The Backstreets Editor-in-Chief wrote, "If you read the editorial Backstreets published last summer in the aftermath of the U.S. ticket sales, you have a sense of where our heads and hearts have been: dispirited, downhearted, and, yes, disillusioned."
Later, he continued: "We're not alone in struggling with the sea change. Judging by the letters we've received over recent months, the friends and longtimers we've been checking in with, and the response to our editorial, disappointment is a common feeling among hardcore fans in the Backstreets community.

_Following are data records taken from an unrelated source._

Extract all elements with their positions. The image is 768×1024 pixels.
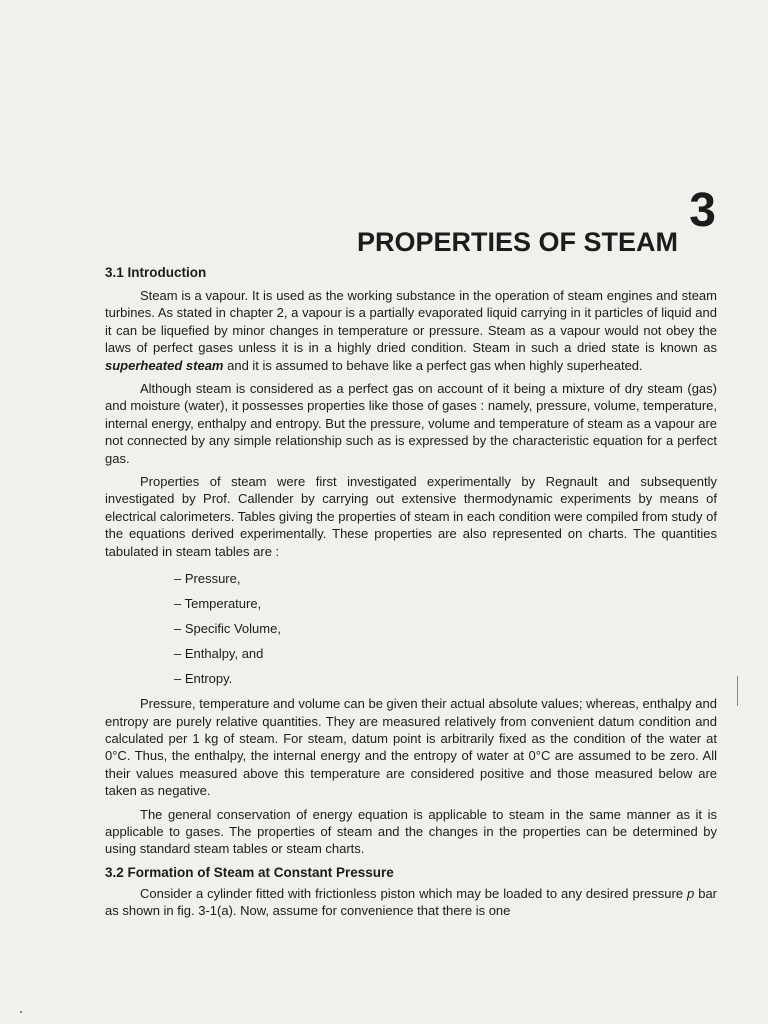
section-heading-formation-of-steam: 3.2 Formation of Steam at Constant Pressure (105, 864, 394, 880)
term-superheated-steam: superheated steam (105, 357, 224, 373)
section-heading-introduction: 3.1 Introduction (105, 265, 207, 280)
tabulated-quantities-list (105, 566, 717, 691)
paragraph-text: and it is assumed to behave like a perfect gas when highly superheated. (223, 357, 643, 373)
paragraph-intro-1 (105, 287, 717, 374)
list-item: – Specific Volume, (174, 621, 281, 637)
page-body (105, 264, 717, 926)
list-item: – Entropy. (174, 671, 233, 687)
list-item: – Temperature, (174, 596, 262, 612)
chapter-number: 3 (689, 184, 716, 237)
list-item: – Enthalpy, and (174, 646, 264, 662)
paragraph-text: bar as shown in fig. 3-1(a). Now, assume for convenience that there is one (105, 885, 718, 919)
variable-p: p (687, 885, 695, 901)
paragraph-intro-2: Although steam is considered as a perfect gas on account of it being a mixture of dry steam (gas) and moisture (water), it possesses properties like those of gases : namely, pressure, volume, temperature, internal energy, enthalpy and entropy. But the pressure, volume and temperature of steam as a vapour are not connected by any simple relationship such as is expressed by the characteristic equation for a perfect gas. (105, 381, 717, 466)
chapter-title: PROPERTIES OF STEAM (357, 227, 679, 257)
paragraph-formation-1 (105, 885, 717, 920)
paragraph-text: Steam is a vapour. It is used as the working substance in the operation of steam engines and steam turbines. As stated in chapter 2, a vapour is a partially evaporated liquid carrying in it particles of liquid and it can be liquefied by minor changes in temperature or pressure. Steam as a vapour would not obey the laws of perfect gases unless it is in a highly dried condition. Steam in such a dried state is known as (105, 288, 717, 356)
scan-speck (20, 1011, 22, 1013)
paragraph-intro-5: The general conservation of energy equation is applicable to steam in the same manner as it is applicable to gases. The properties of steam and the changes in the properties can be determined by using standard steam tables or steam charts. (105, 806, 717, 857)
paragraph-intro-4: Pressure, temperature and volume can be given their actual absolute values; whereas, enthalpy and entropy are purely relative quantities. They are measured relatively from convenient datum condition and calculated per 1 kg of steam. For steam, datum point is arbitrarily fixed as the condition of the water at 0°C. Thus, the enthalpy, the internal energy and the entropy of water at 0°C are assumed to be zero. All their values measured above this temperature are considered positive and those measured below are taken as negative. (105, 696, 717, 799)
scan-edge-mark (737, 676, 738, 706)
paragraph-text: Consider a cylinder fitted with frictionless piston which may be loaded to any desired pressure (140, 885, 688, 901)
list-item: – Pressure, (174, 571, 241, 587)
paragraph-intro-3: Properties of steam were first investigated experimentally by Regnault and subsequently investigated by Prof. Callender by carrying out extensive thermodynamic experiments by means of electrical calorimeters. Tables giving the properties of steam in each condition were compiled from study of the equations derived experimentally. These properties are also represented on charts. The quantities tabulated in steam tables are : (105, 474, 717, 559)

"When I revisit that writing now, it reads like a cry for help; most discouraging was that six months went by with no lifeline thrown. What we have been grappling with is not strictly the cost of admission ("It's not just about the money!" is a refrain we've heard from Backstreets readers) but its various implications.
"Regardless, there's no denying that the new ticket price range has in and of itself been a determining factor in our outlook as the 2023 tour approached - certainly in terms of the experience that hardcore fans have been accustomed to for, as Springsteen noted, 49 years. Six months after the onsales, we still faced this three-part predicament: These are concerts that we can hardly afford; that many of our readers cannot afford; and that a good portion of our readership has lost interest in as a result."
Although Backstreets is coming to an end, Phillips revealed there'll be "a blow-out Final Issue of Backstreets," and the Backstreets Record Shop will stay open. The Backstreets Ticket Exchange message boards will stay up "for a short time", and the Backstreets social media and email list will "remain active". Visit backstreets.com to read the full post.
At the Grammy Awards yesterday Jack Antonoff called on the ticketing industry to let artists "opt out of dynamic pricing”.